I took some more photos and then decided to take a bit of a break for photographing attendees and collecting opinions. My first group of interviewees were up in the stands. They seemed to have rather non-serious opinions regarding the event, stating that they found it “pretty cool because [they] ate food.” After that, I decided to get some more serious opinions from those presenting. Below are the thoughts of some of the groups I interviewed. Explicit consent was provided to be recorded and published.

Group 1 (Kevin, Richard, Dylan): 

“So like, I feel like, it’s like. Y’know, it’s like a good way to represent the culture… And it’s like the first one so like I feel like it’s a good start to more of these events going forward. (…) It’s different from the Spanish club presentations. (...) It’s a great way to show the culture, and you can see everything that Chinese culture has to offer.”

Group 3 (Adaline [?], Mia):

“Um, well it’s our first time doing it so I think it’s going pretty smoothly and um, I’m excited for the performers. (...) Right, the presentations have been really fun and educational, and we’re really looking forward to the dragon dance and [?] performance that is coming soon.”

Group 10 (Shane Neff):

“Uh, I think it’s pretty interesting how so many students have come to take a look at all our presentations. We put a lot of effort into this and it’s nice to see it all finally pay off.”

Group 7 (Angelo, Sara [?]): “I think this event is really nice, it’s a good representation of Chinese culture in general, and it lists a lot of the traditions that are passed down in China, and I think it’s really fun as well. (...) Yeah, I think this is a great way to show off all the differences, umm… Y’know, like Chinese holidays and like, just overall Chinese culture, um… It’s also fun as well. You kind of like, get a little bit of each, y’know gain some knowledge that you haven’t learned before. I would recommend this for next year as well.”

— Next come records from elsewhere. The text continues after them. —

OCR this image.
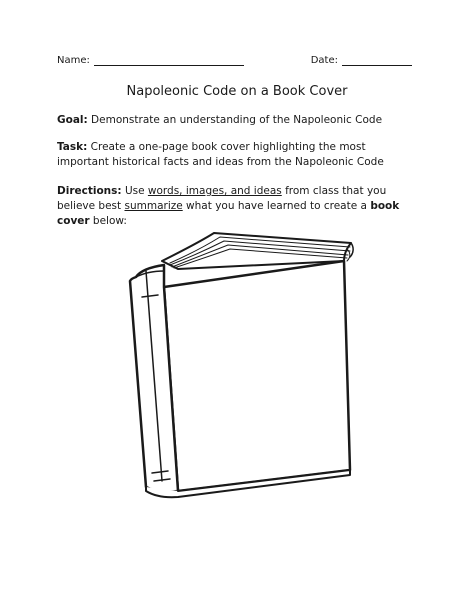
Name:	Date:
Napoleonic Code on a Book Cover
Goal: Demonstrate an understanding of the Napoleonic Code
Task: Create a one-page book cover highlighting the most important historical facts and ideas from the Napoleonic Code
Directions: Use words, images, and ideas from class that you believe best summarize what you have learned to create a book cover below:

Certainly some rather optimistic opinions about the celebration had by those involved. They were surprised at how many people showed up, it seems. They were also rather excited, as this was ostensibly the first time many of them had done this.

After I finished taking some more pictures, there came out two ladies with a vu in hand. For the uninitiated, a vu is a traditional two-stringed Chinese instrument that is similar in sound to a violin. Though the traditional material for strings is rattlesnake skin, I could not determine the string material that these two ladies preferred. Their performance was something that I was particularly captivated by. Not so much Ode To Joy, as it’s a piece I have both heard and played to the point of bemusement, but certainly the second piece that they played. I stood and filmed it as close as I could. Sadly, due to audio issues in recording, the footage was useless and my efforts in vain. However, this event was not the main spectacle.

To conclude this event was the dragon dance, the main event for which many labor and practice. Two teams of dragon dancers, many of them my friends, came in holding up a rather long--for lack of a better word--float. Directed by a coach, they did their dance. I was intrigued by how coordinated they could be. How all of this could easily be broken if one person was not on the beat. Yet, they were. I applaud the endurance of the dancers to be able to keep it up for as long as they did, and to be able to do it all again just a few hours later.

All in all, it seems like the celebration of the Lunar New Years’ here at Mayfair was a memorable and successful event.